Transporto duas francesas e um francês ao Cristo Rei, espero que visitem o monumento e regressamos a Lisboa. Estão encantados com a cidade das colinas, ainda mais quando vista da outra margem. Quiseram regressar pela ponte Vasco da Gama. Tanto melhor para o taxista, a precisar de fazer a «folha»...
Foi agradável a viagem com os clientes parisienses. Naturalmente, as recentes eleições francesas foram tema de conversa. Ele votou em Nicolas Sarkozy, elas em Ségolène Royal. A mais jovem, sentada a meu lado, quis saber em quem votaria eu, se fosse cidadão francês. Respondi sem hesitar: «Em Ségolène!» Saltou do banco e... deu-me um beijinho!

9.5.07

Hoje chegou à Rocha Conde de Óbidos o navio-cruzeiro «Grand Princess», com 3.100 passageiros a bordo. Fui espreitar, à espera de encontrar o arraial do costume, mas deparou-se-me um cenário bem diferente: a polícia, em força, pôs finalmente ordem na bagunça, obrigando os táxis a perfilar-se por ordem de chegada. Os chicos-espertos ficaram cheios de azia... Um deles ainda tentou furar a ordem, foi lá dentro «sacar» um casal de idosos e preparava-se para zarpar, mas foi interceptado pela polícia. Assim, sim!
Pela minha parte, «tocou-me» um casal de idosos americanos. Simpáticos, além do inglês também falavam francês e espanhol. Torre de Belém, Jerónimos (sempre!), miradouro de Santa Catarina, Terreiro do Paço, Rossio, Castelo de S. Jorge, miradouro de Santa Luzia, Parque das Nações... e Senhora do Monte – um dos pontos mais altos e bonitos de Lisboa, onde faço questão de levar os turistas, quando estes me dão liberdade para escolher. Como foi o caso!

8.5.07

É o caos, todas as manhãs, para sair do aeroporto de Lisboa. Não há corredores «bus» e, ainda por cima, muito trânsito oriundo das zonas de Sacavém e Alverca vai ali desaguar para fugir à Segunda Circular.
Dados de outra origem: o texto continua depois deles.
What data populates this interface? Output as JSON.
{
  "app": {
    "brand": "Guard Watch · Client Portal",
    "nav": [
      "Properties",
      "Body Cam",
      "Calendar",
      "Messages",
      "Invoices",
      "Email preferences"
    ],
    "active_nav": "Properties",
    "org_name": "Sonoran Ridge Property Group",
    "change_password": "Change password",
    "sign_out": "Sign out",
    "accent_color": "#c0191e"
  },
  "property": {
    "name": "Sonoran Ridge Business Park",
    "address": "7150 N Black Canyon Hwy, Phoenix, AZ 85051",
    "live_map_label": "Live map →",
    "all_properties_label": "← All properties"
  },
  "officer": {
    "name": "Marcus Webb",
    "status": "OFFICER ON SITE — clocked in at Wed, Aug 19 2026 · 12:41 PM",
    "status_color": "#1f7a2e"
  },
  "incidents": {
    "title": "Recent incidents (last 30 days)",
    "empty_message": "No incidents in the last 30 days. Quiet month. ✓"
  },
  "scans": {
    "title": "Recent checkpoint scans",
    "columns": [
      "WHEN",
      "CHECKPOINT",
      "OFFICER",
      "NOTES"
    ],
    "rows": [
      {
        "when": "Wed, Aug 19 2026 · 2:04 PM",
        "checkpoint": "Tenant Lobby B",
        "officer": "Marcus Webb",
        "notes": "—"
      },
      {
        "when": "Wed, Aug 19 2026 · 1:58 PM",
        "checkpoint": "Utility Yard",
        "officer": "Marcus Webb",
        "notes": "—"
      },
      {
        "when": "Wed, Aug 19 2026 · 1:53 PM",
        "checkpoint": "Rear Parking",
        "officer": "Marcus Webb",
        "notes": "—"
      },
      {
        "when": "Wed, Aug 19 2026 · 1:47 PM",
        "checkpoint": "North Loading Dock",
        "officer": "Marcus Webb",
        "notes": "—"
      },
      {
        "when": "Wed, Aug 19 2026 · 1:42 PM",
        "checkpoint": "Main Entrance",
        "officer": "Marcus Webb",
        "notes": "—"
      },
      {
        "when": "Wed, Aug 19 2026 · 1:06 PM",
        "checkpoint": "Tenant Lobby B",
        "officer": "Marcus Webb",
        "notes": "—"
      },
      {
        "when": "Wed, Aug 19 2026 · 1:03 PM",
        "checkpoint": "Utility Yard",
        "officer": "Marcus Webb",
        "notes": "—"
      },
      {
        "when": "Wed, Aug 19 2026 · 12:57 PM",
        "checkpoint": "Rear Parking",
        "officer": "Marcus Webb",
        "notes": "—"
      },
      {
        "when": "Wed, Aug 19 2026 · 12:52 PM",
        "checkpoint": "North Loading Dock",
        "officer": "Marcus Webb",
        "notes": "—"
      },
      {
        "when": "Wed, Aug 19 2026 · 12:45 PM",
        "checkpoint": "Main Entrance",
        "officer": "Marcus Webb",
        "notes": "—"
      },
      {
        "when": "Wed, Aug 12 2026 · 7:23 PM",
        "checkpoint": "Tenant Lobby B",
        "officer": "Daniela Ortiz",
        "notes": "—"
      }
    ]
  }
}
Gente que vem nos aviões da manhã para participar em reuniões fica com os cabelos em pé, porque chega atrasada. Seria assim tão difícil alterar este estado de coisas?
A propósito do aeroporto. Sou contra a existência de duas praças de táxis. A das partidas deveria servir só para largar passageiros; a das chegadas apenas para tomar clientes. É urgente pôr fim a esta bagunça!
Hoje chegou um barco de cruzeiro. Fui lá espreitar, à Rocha Conde de Óbidos, mais para observar aquele bazar marroquino que propriamente para apanhar serviço. Não há rei nem roque! Estive uns minutos a observar o cenário terceiro-mundista e zarpei para a minha «guerra». O mais grave é que a polícia e o Porto de Lisboa nada fazem para alterar este estado de coisas. Os táxis deviam «carregar» por ordem de chegada. Tão simples!